CARTA ABERTA DE JAFAR PANAHI

"O mundo de um cineasta é marcado pela interação entre realidade e sonhos. O cineasta usa a realidade como inspiração, pinta-a com a cor da sua imaginação e cria um filme que é a projeção de suas esperanças e sonhos.

"A realidade é que estive impedido de fazer filmes nos últimos cinco anos e agora, por condenação oficial, estou privado desse direito por mais vinte anos. Mas eu sei que vou continuar transformando meus sonhos em filmes na minha imaginação. Admito, como cineasta socialmente consciente, que não poderei retratar os problemas e as preocupações do meu povo, mas não deixarei de imaginar que daqui a vinte anos todos os problemas terão desaparecido e eu farei filmes sobre a paz e a prosperidade do meu país, tão logo eu tenha de novo a oportunidade de fazê-lo.

"A realidade é que me privaram de pensar e de escrever por vinte anos, mas não podem me impedir de imaginar que os vinte anos de inquisição e intimidação serão substituídos pela liberdade e pelo livre-pensamento.

"Privaram-me de ver o mundo por vinte anos. Espero que, quando estiver livre, eu possa viajar em um mundo sem barreiras geográficas, étnicas e ideológicas, onde as pessoas convivam livre e pacificamente, independentemente de suas crenças e convicções.

"Condenaram-me a vinte anos de silêncio. No entanto, nos meus sonhos, eu grito por um tempo em que possamos nos tolerar mutuamente, respeitar a opinião de cada um e viver uns para os outros.

"Em última análise, a realidade do meu veredicto é que terei de passar seis anos no cárcere. Vou viver os próximos seis anos esperando que meus sonhos se tornem realidade. Faço votos de que meus colegas cineastas em todos os cantos do mundo realizem filmes tão bons que, quando sair da prisão, eu seja inspirado a seguir vivendo no mundo que tenham sonhado em seus filmes.

"Doravante, e pelos próximos vinte anos, sou obrigado a ficar em silêncio. Estou impedido de ver, impedido de pensar, impedido de fazer filmes.

"Eu me submeto à realidade do cárcere e dos capturadores. [Mas] buscarei a manifestação de meus sonhos em seus filmes, na esperança de encontrar neles tudo de que fui destituído."

A seguir, o texto original:

OPEN LETTER JAFAR PANAHI

The world of a filmmaker is marked by the interplay between reality and dreams. The filmmaker uses reality as his inspiration, paints it with the color of his imagination, and creates a film that is a projection of his hopes and dreams.

The reality is I have been kept from making films for the past five years and am now officially sentenced to be deprived of this right for another twenty years. But I know I will keep on turning my dreams into films in my imagination. I admit as a socially conscious filmmaker that I won’t be able to portray the daily problems and concerns of my people, but I won’t deny myself dreaming that after twenty years all the problems will be gone and I’ll be making films about the peace and prosperity in my country when I get a chance to do so again.

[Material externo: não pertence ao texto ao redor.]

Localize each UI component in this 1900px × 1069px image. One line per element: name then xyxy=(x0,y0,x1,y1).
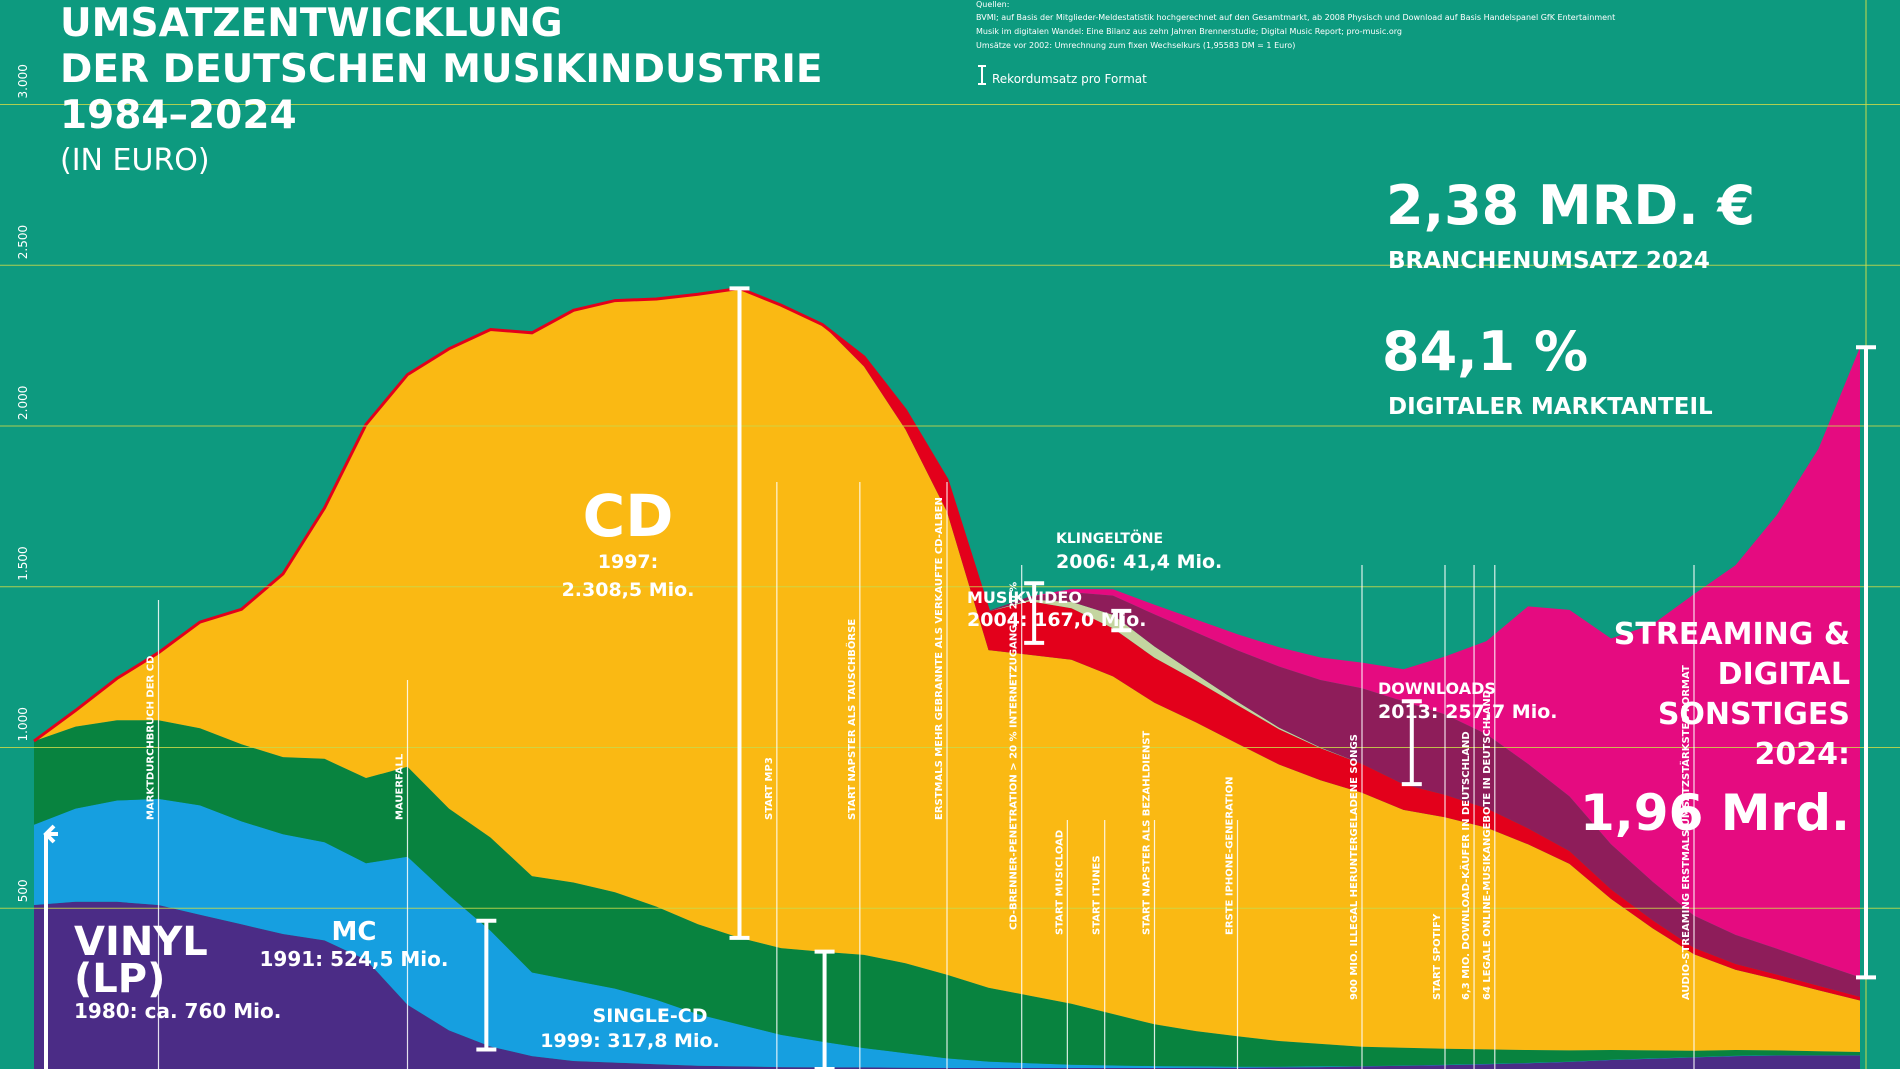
sources-line-4: Umsätze vor 2002: Umrechnung zum fixen W… xyxy=(976,41,1295,50)
y-tick-label: 2.500 xyxy=(16,225,30,259)
mc-label: MC xyxy=(332,917,377,947)
streaming-label-line-3: SONSTIGES xyxy=(1658,697,1850,732)
event-label: START MUSICLOAD xyxy=(1054,830,1065,935)
event-label: START NAPSTER ALS TAUSCHBÖRSE xyxy=(844,619,858,820)
vinyl-record-arrow-head xyxy=(43,824,56,844)
musicvideo-label: MUSIKVIDEO xyxy=(967,588,1082,607)
event-label: ERSTE IPHONE-GENERATION xyxy=(1225,777,1236,935)
sources-line-2: BVMI; auf Basis der Mitglieder-Meldestat… xyxy=(976,13,1615,22)
kpi-digital-share-label: DIGITALER MARKTANTEIL xyxy=(1388,394,1713,420)
mc-detail: 1991: 524,5 Mio. xyxy=(260,947,449,971)
y-axis: 500 1.000 1.500 2.000 2.500 3.000 xyxy=(16,64,30,902)
vinyl-detail: 1980: ca. 760 Mio. xyxy=(74,999,281,1023)
cd-label: CD xyxy=(583,482,674,550)
y-tick-label: 1.500 xyxy=(16,546,30,580)
event-label: 64 LEGALE ONLINE-MUSIKANGEBOTE IN DEUTSC… xyxy=(1482,690,1493,1000)
cd-detail-line-2: 2.308,5 Mio. xyxy=(562,579,695,601)
streaming-detail: 1,96 Mrd. xyxy=(1580,784,1850,842)
event-label: MARKTDURCHBRUCH DER CD xyxy=(146,656,157,820)
kpi-revenue-value: 2,38 MRD. € xyxy=(1386,174,1755,237)
single-cd-label: SINGLE-CD xyxy=(593,1005,708,1027)
kpi-digital-share-value: 84,1 % xyxy=(1382,320,1588,383)
event-label: MAUERFALL xyxy=(395,753,406,820)
y-tick-label: 3.000 xyxy=(16,64,30,98)
sources-block: Quellen: BVMI; auf Basis der Mitglieder-… xyxy=(976,0,1615,86)
record-legend-icon xyxy=(978,65,986,85)
y-tick-label: 500 xyxy=(16,879,30,902)
streaming-label-line-4: 2024: xyxy=(1755,737,1851,772)
downloads-area xyxy=(34,288,1860,997)
musicvideo-detail: 2004: 167,0 Mio. xyxy=(967,609,1147,631)
y-tick-label: 2.000 xyxy=(16,386,30,420)
event-label: 900 MIO. ILLEGAL HERUNTERGELADENE SONGS xyxy=(1349,734,1360,1000)
streaming-label-line-2: DIGITAL xyxy=(1718,657,1850,692)
subtitle: (IN EURO) xyxy=(60,143,210,178)
downloads-detail: 2013: 257,7 Mio. xyxy=(1378,701,1558,723)
event-label: AUDIO-STREAMING ERSTMALS UMSATZSTÄRKSTES… xyxy=(1678,665,1692,1000)
series-labels: VINYL (LP) 1980: ca. 760 Mio. MC 1991: 5… xyxy=(74,482,1850,1052)
event-label: START ITUNES xyxy=(1092,855,1103,935)
title-line-3: 1984–2024 xyxy=(60,93,297,138)
event-label: START NAPSTER ALS BEZAHLDIENST xyxy=(1142,731,1153,935)
top-edge-accent xyxy=(33,286,990,743)
y-tick-label: 1.000 xyxy=(16,707,30,741)
event-label: START SPOTIFY xyxy=(1432,913,1443,1000)
vinyl-area xyxy=(34,901,1860,1069)
event-label: START MP3 xyxy=(764,757,775,820)
mc-area xyxy=(34,798,1860,1068)
event-timeline-markers: MARKTDURCHBRUCH DER CD MAUERFALL START MP3… xyxy=(146,482,1695,1069)
downloads-label: DOWNLOADS xyxy=(1378,679,1496,698)
sources-line-3: Musik im digitalen Wandel: Eine Bilanz a… xyxy=(976,27,1402,36)
vinyl-label-line-1: VINYL xyxy=(74,919,208,965)
kpi-block: 2,38 MRD. € BRANCHENUMSATZ 2024 84,1 % D… xyxy=(1382,174,1755,420)
title-line-1: UMSATZENTWICKLUNG xyxy=(60,1,563,46)
record-legend-label: Rekordumsatz pro Format xyxy=(992,72,1147,86)
vinyl-label-line-2: (LP) xyxy=(74,956,165,1002)
kpi-revenue-label: BRANCHENUMSATZ 2024 xyxy=(1388,248,1710,274)
event-label: ERSTMALS MEHR GEBRANNTE ALS VERKAUFTE CD… xyxy=(934,497,945,820)
single-cd-detail: 1999: 317,8 Mio. xyxy=(540,1030,720,1052)
sources-line-1: Quellen: xyxy=(976,0,1009,9)
event-label: CD-BRENNER-PENETRATION > 20 % INTERNETZU… xyxy=(1009,582,1020,930)
streaming-label-line-1: STREAMING & xyxy=(1614,617,1850,652)
ringtones-label: KLINGELTÖNE xyxy=(1056,529,1163,547)
ringtones-detail: 2006: 41,4 Mio. xyxy=(1056,551,1222,573)
record-markers xyxy=(43,286,1876,1069)
event-label: 6,3 MIO. DOWNLOAD-KÄUFER IN DEUTSCHLAND xyxy=(1458,731,1472,1000)
title-line-2: DER DEUTSCHEN MUSIKINDUSTRIE xyxy=(60,47,822,92)
cd-detail-line-1: 1997: xyxy=(598,551,658,573)
header: UMSATZENTWICKLUNG DER DEUTSCHEN MUSIKIND… xyxy=(60,1,822,178)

The reality is they have deprived me of thinking and writing for twenty years, but they can not keep me from dreaming that in twenty years inquisition and intimidation will be replaced by freedom and free thinking.

They have deprived me of seeing the world for twenty years. I hope that when I am free, I will be able to travel in a world without any geographic, ethnic, and ideological barriers, where people live together freely and peacefully regardless of their beliefs and convictions.

They have condemned me to twenty years of silence. Yet in my dreams, I scream for a time when we can tolerate each other, respect each other’s opinions, and live for each other.

Ultimately, the reality of my verdict is that I must spend six years in jail. I’ll live for the next six years hoping that my dreams will become reality. I wish my fellow filmmakers in every corner of the world would create such great films that by the time I leave the prison I will be inspired to continue to live in the world they have dreamed of in their films.

So from now on, and for the next twenty years, I’m forced to be silent. I’m forced not to be able to see, I’m forced not to be able to think, I’m forced not to be able to make films.

I submit to the reality of the captivity and the captors. I will look for the manifestation of my dreams in your films, hoping to find in them what I have been deprived of.